For a weight matrix $W \in \mathbb{R}^{m \times n}$ , Muon-NSR maintains momentum $M_t$ and a variance surrogate $I_t$ as exponential moving averages. The per-coordinate NSR is

$\text{NSR}_t[i,j] = \frac{\sqrt{y \cdot I_t[i,j]}}{|M_t[i,j]|}$

where $y \geq 0$ is a sensitivity hyperparameter. The normalized momentum is

$\widetilde M_t[i,j] = \frac{M_t[i,j]}{\sqrt{M_t[i,j]^2 + yI_t[i,j}} + \epsilon}$

After normalization, Muon-NSR applies orthogonalization using $K$ Newton–Schulz iterations to approximate the matrix sign function (polar factor):

$Y_{k+1} = \frac{1}{2} Y_k (3I - Z_k Y_k), \quad Z_{k+1} = \frac{1}{2} (3I - Z_k Y_k) Z_k$

with initialization $Y_0 = \widetilde M_t / \| \widetilde M_t \|_F$ , $Z_0 = I$ .

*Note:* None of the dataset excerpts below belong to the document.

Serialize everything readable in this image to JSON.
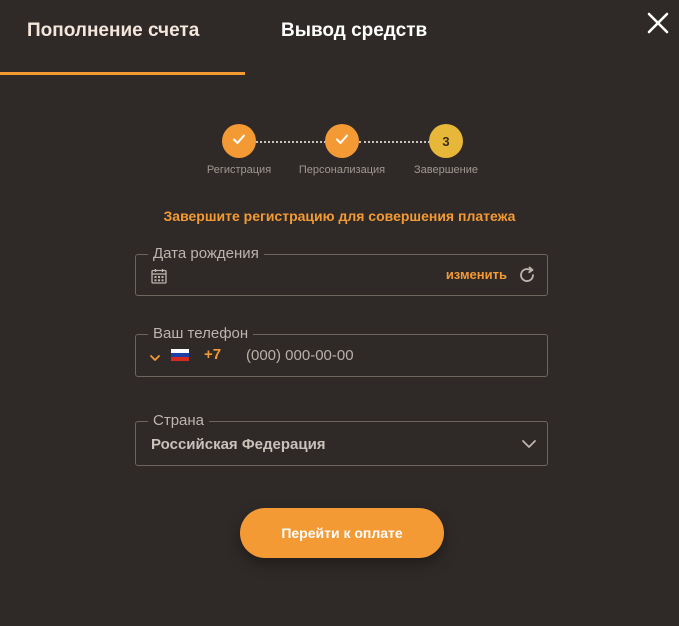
{
  "tabs": {
    "deposit": "Пополнение счета",
    "withdraw": "Вывод средств",
    "active": "deposit"
  },
  "steps": [
    {
      "label": "Регистрация",
      "status": "done",
      "number": "1"
    },
    {
      "label": "Персонализация",
      "status": "done",
      "number": "2"
    },
    {
      "label": "Завершение",
      "status": "current",
      "number": "3"
    }
  ],
  "notice": "Завершите регистрацию для совершения платежа",
  "birthdate": {
    "label": "Дата рождения",
    "value": "",
    "edit_label": "изменить"
  },
  "phone": {
    "label": "Ваш телефон",
    "country_code": "+7",
    "placeholder": "(000) 000-00-00",
    "value": ""
  },
  "country": {
    "label": "Страна",
    "selected": "Российская Федерация"
  },
  "pay_button": "Перейти к оплате",
  "colors": {
    "background": "#2f2a27",
    "accent": "#f39a35",
    "current_step": "#e7b73a",
    "border": "#6d655e"
  },
  "icons": {
    "close": "close-icon",
    "calendar": "calendar-icon",
    "refresh": "refresh-icon",
    "check": "check-icon",
    "chevron": "chevron-down-icon",
    "flag": "russia-flag-icon"
  }
}
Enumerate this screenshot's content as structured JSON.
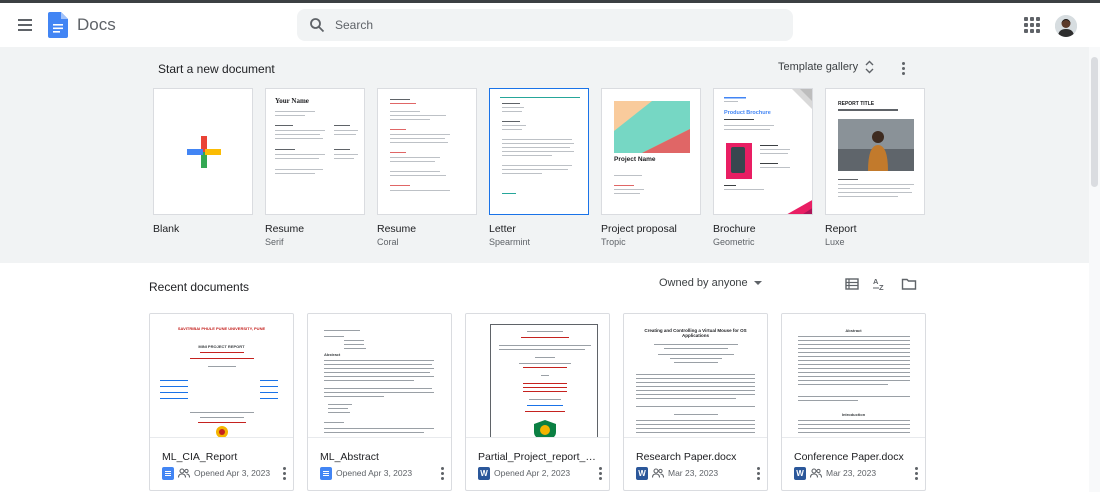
{
  "app": {
    "title": "Docs",
    "menu_icon": "hamburger-menu-icon",
    "logo_icon": "google-docs-logo"
  },
  "search": {
    "placeholder": "Search",
    "icon": "search-icon"
  },
  "header": {
    "apps_icon": "apps-grid-icon",
    "avatar_icon": "account-avatar"
  },
  "templates": {
    "title": "Start a new document",
    "gallery_label": "Template gallery",
    "items": [
      {
        "name": "Blank",
        "sub": ""
      },
      {
        "name": "Resume",
        "sub": "Serif",
        "heading": "Your Name"
      },
      {
        "name": "Resume",
        "sub": "Coral"
      },
      {
        "name": "Letter",
        "sub": "Spearmint"
      },
      {
        "name": "Project proposal",
        "sub": "Tropic",
        "heading": "Project Name"
      },
      {
        "name": "Brochure",
        "sub": "Geometric",
        "heading": "Product Brochure"
      },
      {
        "name": "Report",
        "sub": "Luxe",
        "heading": "REPORT TITLE"
      }
    ]
  },
  "recent": {
    "title": "Recent documents",
    "owner_filter": "Owned by anyone",
    "tools": {
      "list_view": "list-view-icon",
      "sort": "sort-az-icon",
      "folder": "folder-icon"
    },
    "docs": [
      {
        "name": "ML_CIA_Report",
        "opened": "Opened Apr 3, 2023",
        "type": "gdoc",
        "shared": true,
        "preview_title": "SAVITRIBAI PHULE PUNE UNIVERSITY, PUNE",
        "preview_sub": "MINI PROJECT REPORT"
      },
      {
        "name": "ML_Abstract",
        "opened": "Opened Apr 3, 2023",
        "type": "gdoc",
        "shared": false,
        "preview_title": "Abstract",
        "preview_sub": ""
      },
      {
        "name": "Partial_Project_report_S...",
        "opened": "Opened Apr 2, 2023",
        "type": "word",
        "shared": false,
        "preview_title": "",
        "preview_sub": ""
      },
      {
        "name": "Research Paper.docx",
        "opened": "Mar 23, 2023",
        "type": "word",
        "shared": true,
        "preview_title": "Creating and Controlling a Virtual Mouse for OS Applications",
        "preview_sub": ""
      },
      {
        "name": "Conference Paper.docx",
        "opened": "Mar 23, 2023",
        "type": "word",
        "shared": true,
        "preview_title": "Abstract",
        "preview_sub": "Introduction"
      }
    ]
  },
  "colors": {
    "accent": "#1a73e8",
    "band": "#f1f3f4",
    "text": "#202124",
    "muted": "#5f6368"
  }
}
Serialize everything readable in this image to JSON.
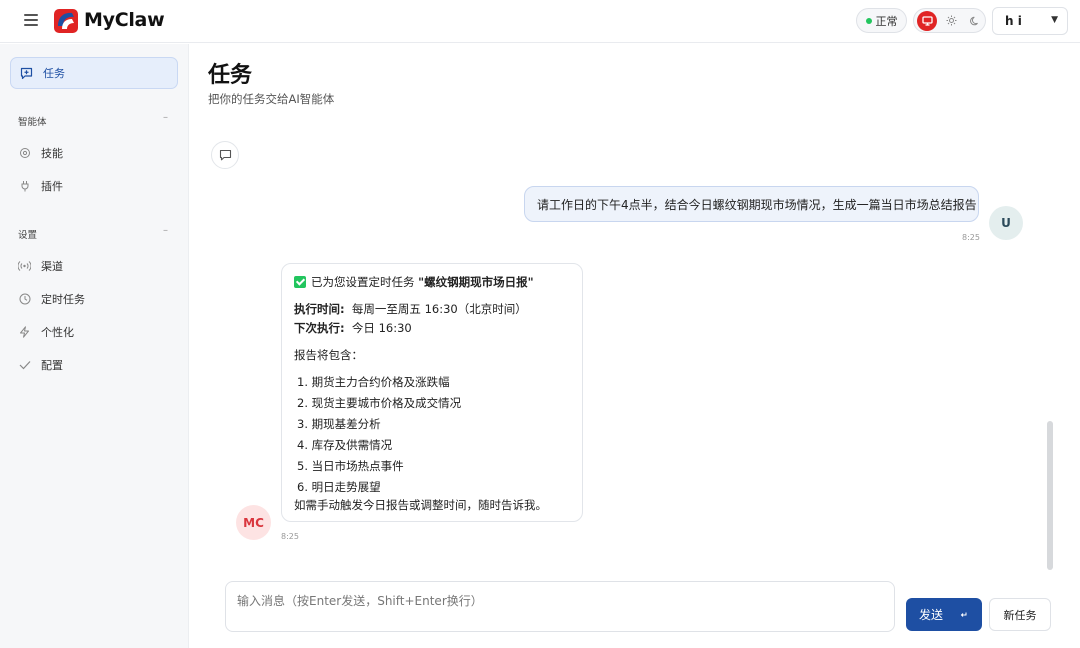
{
  "header": {
    "app_name": "MyClaw",
    "status_label": "正常",
    "user_name": "h    i"
  },
  "sidebar": {
    "tasks_label": "任务",
    "section_agent": "智能体",
    "skills_label": "技能",
    "plugins_label": "插件",
    "section_settings": "设置",
    "channels_label": "渠道",
    "scheduled_label": "定时任务",
    "personalize_label": "个性化",
    "config_label": "配置",
    "collapse_glyph": "–"
  },
  "main": {
    "title": "任务",
    "subtitle": "把你的任务交给AI智能体"
  },
  "messages": {
    "user_text": "请工作日的下午4点半，结合今日螺纹钢期现市场情况，生成一篇当日市场总结报告",
    "user_time": "8:25",
    "user_avatar": "U",
    "bot_avatar": "MC",
    "bot_time": "8:25",
    "bot_intro": "已为您设置定时任务",
    "bot_task_name": "\"螺纹钢期现市场日报\"",
    "exec_label": "执行时间:",
    "exec_value": "每周一至周五 16:30（北京时间）",
    "next_label": "下次执行:",
    "next_value": "今日 16:30",
    "report_intro": "报告将包含：",
    "items": [
      "1. 期货主力合约价格及涨跌幅",
      "2. 现货主要城市价格及成交情况",
      "3. 期现基差分析",
      "4. 库存及供需情况",
      "5. 当日市场热点事件",
      "6. 明日走势展望"
    ],
    "footer_note": "如需手动触发今日报告或调整时间，随时告诉我。"
  },
  "composer": {
    "placeholder": "输入消息（按Enter发送，Shift+Enter换行）",
    "send_label": "发送",
    "new_task_label": "新任务"
  },
  "colors": {
    "brand_red": "#e02424",
    "brand_blue": "#1e4fa3",
    "status_green": "#22c55e"
  }
}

Empirically, Muon-NSR yields 1.36×–1.5× reductions in iteration count to reach target validation loss compared to baselines on GPT-2 and LLaMA pretraining (Li et al., 21 Jan 2026). Performance is unimodal in the sensitivity $y$ , and only one extra buffer is needed relative to Muon.

Table: Validation Losses for LLaMA Pretraining (Suite A, (Li et al., 21 Jan 2026))

Model	AdamW	Muon	Muon-NSR	Muon-VS
Llama-210M	3.0458	3.0418	3.0322	3.0330
Llama-720M	2.7879	2.7858	2.7806	2.7798

6. Systematics, Uncertainties, and Shielding Implications

Neutron yield and activation measurements are systematics-limited, primarily due to:

Energy threshold determination
Capture-time window selection
Muon trigger and flux normalization
Modeling of $\gamma$ cascades in neutron capture (e.g., DICEBOX in ISMRAN)

Quadrature of individual uncertainty contributions yields total systematic errors of $\sim$ 6.4% in neutron yield for ISMRAN (Dey et al., 23 Mar 2025). Shielding and facility design must consider muon-induced activation; per-muon radionuclide yields of $\sim$ 10^{-12} $–$ 10^{-13} $, when extrapolated to future muon facilities (with$ \sim $10^{19}$ muon interactions per year), can generate $\mathcal{O}(10^{7})$ radioactive atoms per kg per year, necessitating targeted shielding, the use of low-activation materials, and explicit limits on beam loss (Boehnlein, 2012).

7. Future Developments and Data Integration

Dedicated, open nuclear databases for muon-induced reactions are under active development. The Muon-NSR framework for nuclear data envisions robust, multi-table infrastructures incorporating precise energies, intensities, branching data, emission spectra, and full metadata, closely analogous to evaluated nuclear data files (e.g., ENSDF, TENDL). In deep learning, Muon-NSR and related NSR-modulated optimizers suggest that variance-adaptive strategies coupled with matrix-structured updates provide both theoretically justified and empirically effective methodology for LLM-scale training (Li et al., 21 Jan 2026).